Segundo o encarregado chefe da empresa PSO, a parada provisória foi para que seja feita a estabilização do solo nas cabeceiras da ponte.
Na tarde da ultima (segunda-feira 27) a equipe do Portal J1 esteve no canteiro de obras do binário Jacumã, especificamente no acesso a ponte do rio Gurugí, para acompanhar de perto a retomada do trabalho naquela área. Na reportagem completa você vai ficar sabendo o prazo de conclusão da obra, e os flagrantes da má educação de pessoas que mesmo sabendo que o trecho estava interditado, continuavam passando pelo local.

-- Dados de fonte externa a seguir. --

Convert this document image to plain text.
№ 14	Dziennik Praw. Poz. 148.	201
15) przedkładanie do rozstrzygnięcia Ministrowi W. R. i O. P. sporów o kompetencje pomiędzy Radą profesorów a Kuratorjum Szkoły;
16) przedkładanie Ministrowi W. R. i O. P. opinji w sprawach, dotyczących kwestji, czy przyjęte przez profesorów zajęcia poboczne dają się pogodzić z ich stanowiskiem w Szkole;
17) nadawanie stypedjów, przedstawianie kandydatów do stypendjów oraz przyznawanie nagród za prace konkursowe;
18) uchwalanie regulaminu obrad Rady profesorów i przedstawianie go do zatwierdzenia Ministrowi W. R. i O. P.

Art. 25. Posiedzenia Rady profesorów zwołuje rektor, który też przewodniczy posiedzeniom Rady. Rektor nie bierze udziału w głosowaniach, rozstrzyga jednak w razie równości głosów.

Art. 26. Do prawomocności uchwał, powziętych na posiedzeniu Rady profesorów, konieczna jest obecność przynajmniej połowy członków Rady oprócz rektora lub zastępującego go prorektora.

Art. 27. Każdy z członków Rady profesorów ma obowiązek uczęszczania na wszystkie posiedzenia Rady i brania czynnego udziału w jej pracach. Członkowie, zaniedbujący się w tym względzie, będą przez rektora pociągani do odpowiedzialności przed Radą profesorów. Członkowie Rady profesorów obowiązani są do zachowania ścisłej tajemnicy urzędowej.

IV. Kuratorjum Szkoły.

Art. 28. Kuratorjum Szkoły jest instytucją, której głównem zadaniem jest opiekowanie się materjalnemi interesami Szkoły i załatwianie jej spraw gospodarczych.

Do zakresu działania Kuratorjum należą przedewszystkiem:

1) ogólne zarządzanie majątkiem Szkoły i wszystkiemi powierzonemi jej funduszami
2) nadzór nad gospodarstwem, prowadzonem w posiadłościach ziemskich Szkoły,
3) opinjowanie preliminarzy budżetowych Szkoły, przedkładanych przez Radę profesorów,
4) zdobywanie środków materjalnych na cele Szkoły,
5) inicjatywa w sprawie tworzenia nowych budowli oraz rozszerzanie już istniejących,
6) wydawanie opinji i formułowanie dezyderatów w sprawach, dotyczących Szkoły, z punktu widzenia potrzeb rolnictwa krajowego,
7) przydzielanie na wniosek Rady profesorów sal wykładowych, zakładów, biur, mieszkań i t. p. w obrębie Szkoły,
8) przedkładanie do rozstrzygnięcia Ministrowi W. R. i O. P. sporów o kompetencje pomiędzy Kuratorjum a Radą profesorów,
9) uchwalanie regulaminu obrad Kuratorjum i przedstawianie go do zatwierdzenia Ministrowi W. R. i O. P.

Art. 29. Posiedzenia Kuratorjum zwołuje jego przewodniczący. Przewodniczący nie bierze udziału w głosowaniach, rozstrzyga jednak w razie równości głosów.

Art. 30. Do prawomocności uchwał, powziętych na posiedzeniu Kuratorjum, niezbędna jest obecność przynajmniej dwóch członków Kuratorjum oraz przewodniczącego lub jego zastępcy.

Depois de reclamações de alguns ouvintes feita no programa conexão cidade apresentado por Jairo Silva e Arimateia Souza na Radio Jacumã FM 87.9, as obras foram retomadas de vento e poupa naquela área da estrada.
A nossa equipe foi recebida pelo encarregado chefe da empresa PSO a empreiteira que realiza as obras do governo do estado no binário.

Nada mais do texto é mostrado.